Andrew Ettinger, the Australian company’s chief revenue officer, and Alicia Hale, the marketing chief, resigned last week, according to an internal memo seen by CNBC. Both executives joined the organization last year.
“Strengthening our sales and marketing function remains a top priority for the business,” CEO Ryan Kolln stated in a memo shared with CNBC. “There is no change to our strategy to grow revenue from existing and new customers.”
Alphabet announced in January that it was terminating its relationship with Appen, which had previously trained Google’s chatbot and other AI products. Two weeks following that decision, Appen CEO Armughan Ahmad resigned after only 12 months on the job.
Although generative AI is booming, Appen, a former industry favorite, has been losing business as tech companies spend billions of dollars training their own large language models (LLMs) or building on the leading AI platforms. They are all seeking a market that is expected to generate $1 trillion in sales within a decade.
Despite Appen’s once-enviable client list and nearly 30-year history, revenue fell 30% in 2023, following a 13% dip the year before. The company ascribed the decline to “challenging external operating and macroeconomic conditions.”
Former employees told CNBC last year that the company’s failure to transition to generative AI was due to years of lax quality standards and a fractured organizational structure.
According to the recent message, the company’s vice president of sales and vice president of global solutions will now report directly to Kolln, who stated that the company is “targeting customers who are currently spending on data services.”
Previously, five customers—Microsoft, Apple, Meta, Google, and Amazon—accounted for 80% of Appen’s income, and the business used its platform of about 1 million freelancing workers in more than 170 countries to train some of the world’s premier AI systems.
According to Appen’s filing, Alphabet informed Appen of the termination in January following a “strategic review process,” which took effect on March 19. The company stated at the time that they had “no prior knowledge of Google’s decision to terminate the contract.” According to a January filing, Appen’s revenue from work with Alphabet accounted for $82.8 million of its $273 million in revenues in 2023.
Appen’s shares peaked on the Australian Securities Exchange in August 2020 at AU$42.44 ($27.08), bringing the company’s market capitalization to $4.3 billion. The corporation has since lost 99% of its worth.
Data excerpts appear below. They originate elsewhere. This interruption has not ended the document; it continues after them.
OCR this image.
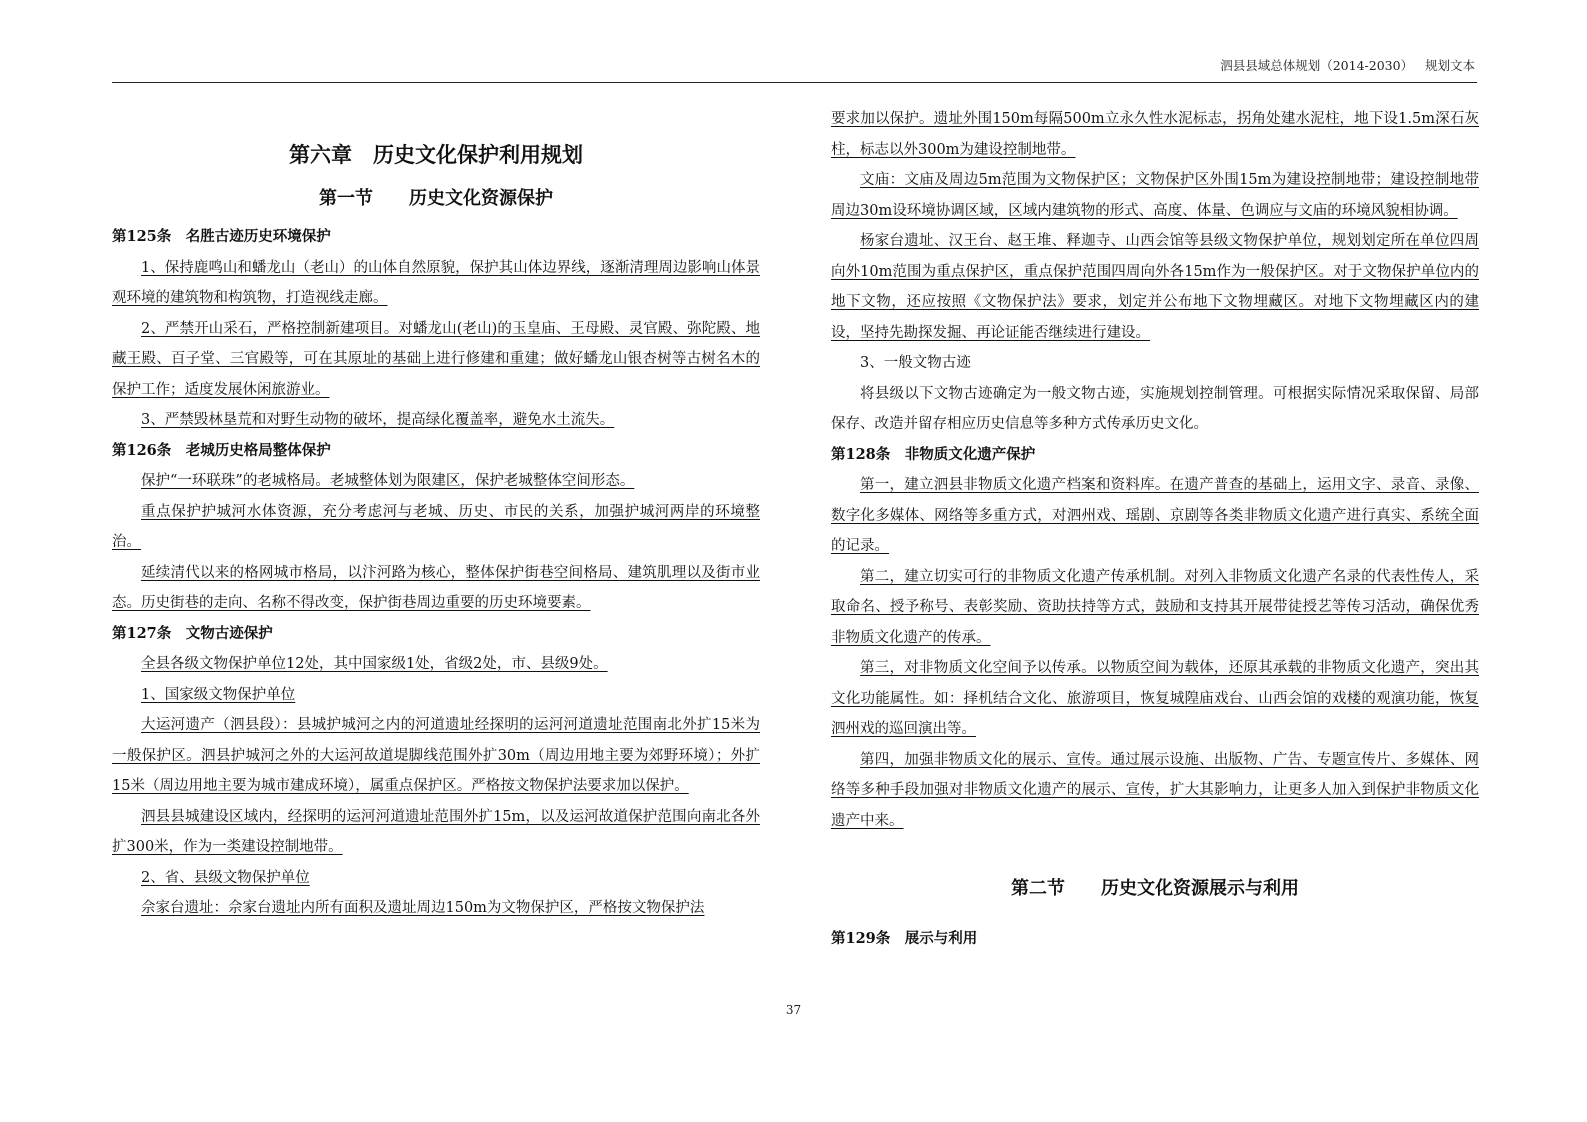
泗县县域总体规划（2014-2030）   规划文本
第六章　历史文化保护利用规划
第一节　　历史文化资源保护

第125条　名胜古迹历史环境保护

1、保持鹿鸣山和蟠龙山（老山）的山体自然原貌，保护其山体边界线，逐渐清理周边影响山体景观环境的建筑物和构筑物，打造视线走廊。

2、严禁开山采石，严格控制新建项目。对蟠龙山(老山)的玉皇庙、王母殿、灵官殿、弥陀殿、地藏王殿、百子堂、三官殿等，可在其原址的基础上进行修建和重建；做好蟠龙山银杏树等古树名木的保护工作；适度发展休闲旅游业。

3、严禁毁林垦荒和对野生动物的破坏，提高绿化覆盖率，避免水土流失。

第126条　老城历史格局整体保护

保护“一环联珠”的老城格局。老城整体划为限建区，保护老城整体空间形态。

重点保护护城河水体资源，充分考虑河与老城、历史、市民的关系，加强护城河两岸的环境整治。

延续清代以来的格网城市格局，以汴河路为核心，整体保护街巷空间格局、建筑肌理以及街市业态。历史街巷的走向、名称不得改变，保护街巷周边重要的历史环境要素。

第127条　文物古迹保护

全县各级文物保护单位12处，其中国家级1处，省级2处，市、县级9处。

1、国家级文物保护单位

大运河遗产（泗县段）：县城护城河之内的河道遗址经探明的运河河道遗址范围南北外扩15米为一般保护区。泗县护城河之外的大运河故道堤脚线范围外扩30m（周边用地主要为郊野环境）；外扩15米（周边用地主要为城市建成环境），属重点保护区。严格按文物保护法要求加以保护。

泗县县城建设区域内，经探明的运河河道遗址范围外扩15m，以及运河故道保护范围向南北各外扩300米，作为一类建设控制地带。

2、省、县级文物保护单位

佘家台遗址：佘家台遗址内所有面积及遗址周边150m为文物保护区，严格按文物保护法

要求加以保护。遗址外围150m每隔500m立永久性水泥标志，拐角处建水泥柱，地下设1.5m深石灰柱，标志以外300m为建设控制地带。

文庙：文庙及周边5m范围为文物保护区；文物保护区外围15m为建设控制地带；建设控制地带周边30m设环境协调区域，区域内建筑物的形式、高度、体量、色调应与文庙的环境风貌相协调。

杨家台遗址、汉王台、赵王堆、释迦寺、山西会馆等县级文物保护单位，规划划定所在单位四周向外10m范围为重点保护区，重点保护范围四周向外各15m作为一般保护区。对于文物保护单位内的地下文物，还应按照《文物保护法》要求，划定并公布地下文物埋藏区。对地下文物埋藏区内的建设，坚持先勘探发掘、再论证能否继续进行建设。

3、一般文物古迹

将县级以下文物古迹确定为一般文物古迹，实施规划控制管理。可根据实际情况采取保留、局部保存、改造并留存相应历史信息等多种方式传承历史文化。

第128条　非物质文化遗产保护

第一，建立泗县非物质文化遗产档案和资料库。在遗产普查的基础上，运用文字、录音、录像、数字化多媒体、网络等多重方式，对泗州戏、瑶剧、京剧等各类非物质文化遗产进行真实、系统全面的记录。

第二，建立切实可行的非物质文化遗产传承机制。对列入非物质文化遗产名录的代表性传人，采取命名、授予称号、表彰奖励、资助扶持等方式，鼓励和支持其开展带徒授艺等传习活动，确保优秀非物质文化遗产的传承。

第三，对非物质文化空间予以传承。以物质空间为载体，还原其承载的非物质文化遗产，突出其文化功能属性。如：择机结合文化、旅游项目，恢复城隍庙戏台、山西会馆的戏楼的观演功能，恢复泗州戏的巡回演出等。

第四，加强非物质文化的展示、宣传。通过展示设施、出版物、广告、专题宣传片、多媒体、网络等多种手段加强对非物质文化遗产的展示、宣传，扩大其影响力，让更多人加入到保护非物质文化遗产中来。

第二节　　历史文化资源展示与利用

第129条　展示与利用

37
According to public information and interviews with CNBC, Appen has previously worked for tech companies on projects such as evaluating the relevance of search results, assisting AI assistants in understanding requests in different accents, categorizing e-commerce images using AI, and mapping out the locations of electric vehicle charging stations.
Today’s LLMs, which power OpenAI’s ChatGPT and Google’s Gemini, explore the digital realm for sophisticated responses and advanced pictures in response to simple text questions. Companies are spending significantly more on Nvidia chips than on external AI training from companies such as Appen.
“I’m highly focused on supporting our sales team so that they can be as effective as possible,” Kolln stated in the memo. “To achieve this, we need to equip them with the content and messaging that differentiate Appen vs our competitors.”
Appen did not immediately respond to a request for comment.